At one point mentioned in the book, James visits his father’s flat with a McDonald’s. Rather than a simple meal with his dad, he walks in on a multi-man gang bang.
As traumatic as that would be for the rest of us, this wasn’t what pushed James over the edge. Richard took more and more drugs. He moved from E to crystal meth, and shifted from just taking to selling. In fact, using his skills as a businessman, it wasn’t long before he sat at the head of a drug empire.
How did he get there?
James has an idea: ‘He was a successful businessman. He didn’t need the money. It was a way to meet men.
‘He would go to clubs and men would come up to him and start chatting. But he was very shy and very uncomfortable. As an older man he just didn’t know how to continue the conversation.
‘Then he noticed that when he went to his drug dealer at the time, the dealer was the focal point in that group dynamic. He was sort of leading it and got a lot of attention.’
By this point Richard was a meth addict. If this wasn’t hard enough on James, his mum was diagnosed with ovarian cancer.
Marilyn, unfortunately, died.
Father and son are both heartbroken. Richard spirals out of control – Marilyn was his emotional rock and without her, there’s nothing holding him back. He sells more drugs and stops taking precautions, leaving a trail of evidence in the path of his grief. James’ mental health crashes and he reaches rock bottom.
‘At one point he offers [crystal meth] to me. And I take it. I have it a few times after that as well.
‘Part of the reason I did that was because my reference points are falling away. My mom’s died. Then I also felt that he was done, he was dying, the meth was killing my father.

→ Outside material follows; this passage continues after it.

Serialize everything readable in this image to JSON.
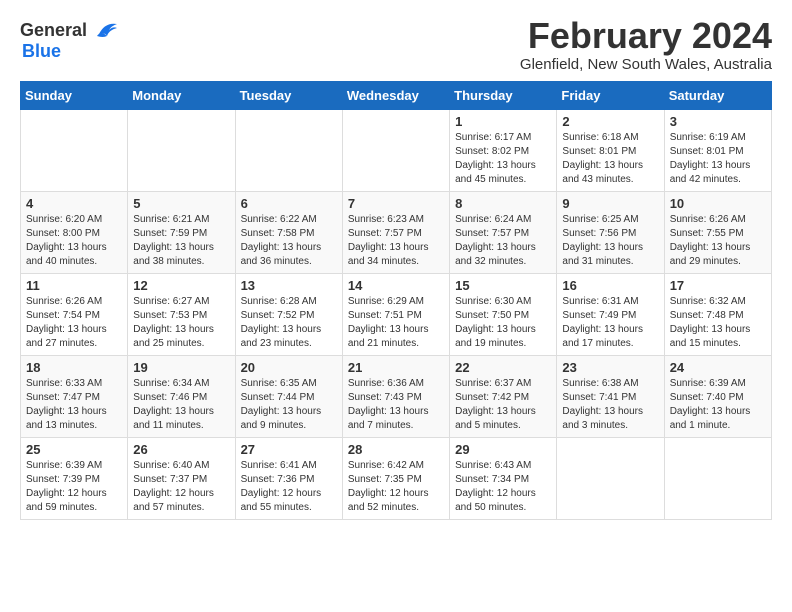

‘He only had a certain amount of time left to live. So let’s spend as much time with him as possible. Father-son quality time, even though it’s dysfunctional.’

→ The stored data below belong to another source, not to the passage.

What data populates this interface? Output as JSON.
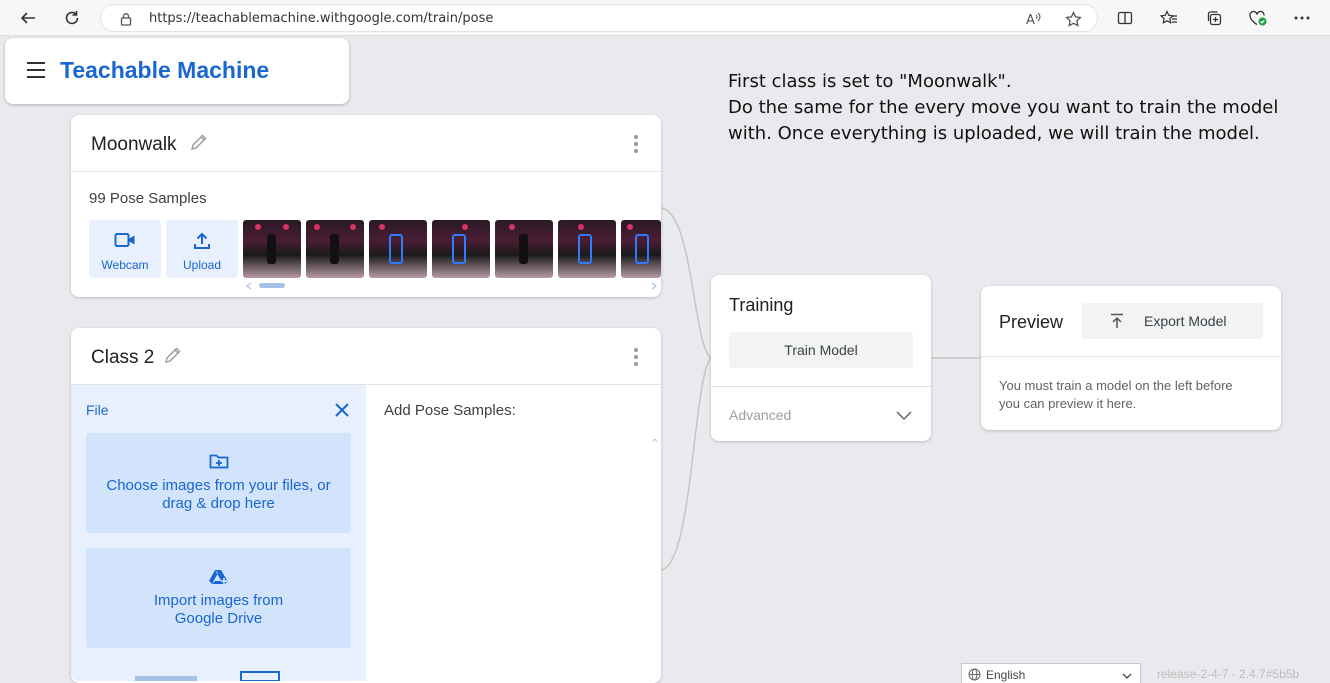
{
  "browser": {
    "url": "https://teachablemachine.withgoogle.com/train/pose"
  },
  "app": {
    "brand": "Teachable Machine"
  },
  "annotation": {
    "line1": "First class is set to \"Moonwalk\".",
    "line2": "Do the same for the every move you want to train the model with. Once everything is uploaded, we will train the model."
  },
  "class1": {
    "name": "Moonwalk",
    "samples_label": "99 Pose Samples",
    "webcam_label": "Webcam",
    "upload_label": "Upload",
    "thumbnail_count": 7
  },
  "class2": {
    "name": "Class 2",
    "panel_title": "File",
    "choose_files": "Choose images from your files, or drag & drop here",
    "import_drive": "Import images from Google Drive",
    "add_samples": "Add Pose Samples:"
  },
  "training": {
    "title": "Training",
    "train_button": "Train Model",
    "advanced": "Advanced"
  },
  "preview": {
    "title": "Preview",
    "export_button": "Export Model",
    "message": "You must train a model on the left before you can preview it here."
  },
  "footer": {
    "language": "English",
    "release": "release-2-4-7 - 2.4.7#5b5b"
  },
  "colors": {
    "accent": "#1967d2",
    "panel_bg": "#e8f0fe",
    "drop_bg": "#d2e3fc",
    "page_bg": "#e8eaed"
  }
}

However, this couldn’t continue. James faced two options: cut him out of his life and maybe never see him again, or report him to the police and let him face the wrath of prison. He chose neither – unable to make decide his father’s fate.
Eventually, the law caught up with Richard. Police found £1.5 million worth of meth and other drugs in his flat in 2009, which is believed to be the biggest meth bust in the UK at that point. He admitted to dealing and was then jailed for eight years.
Richard missed James’ wedding to his now-wife, as well as the birth of his granddaughter.
But James insists being caught by the police was the best thing to ever happen to his dad – and their relationship.
‘Even though him being arrested was traumatic, it was a relief. Because it saved his life. He called me up the day he was arrested from prison.
‘His voice was back to normal. I could just tell. He didn’t just survive in prison. He re-found himself.’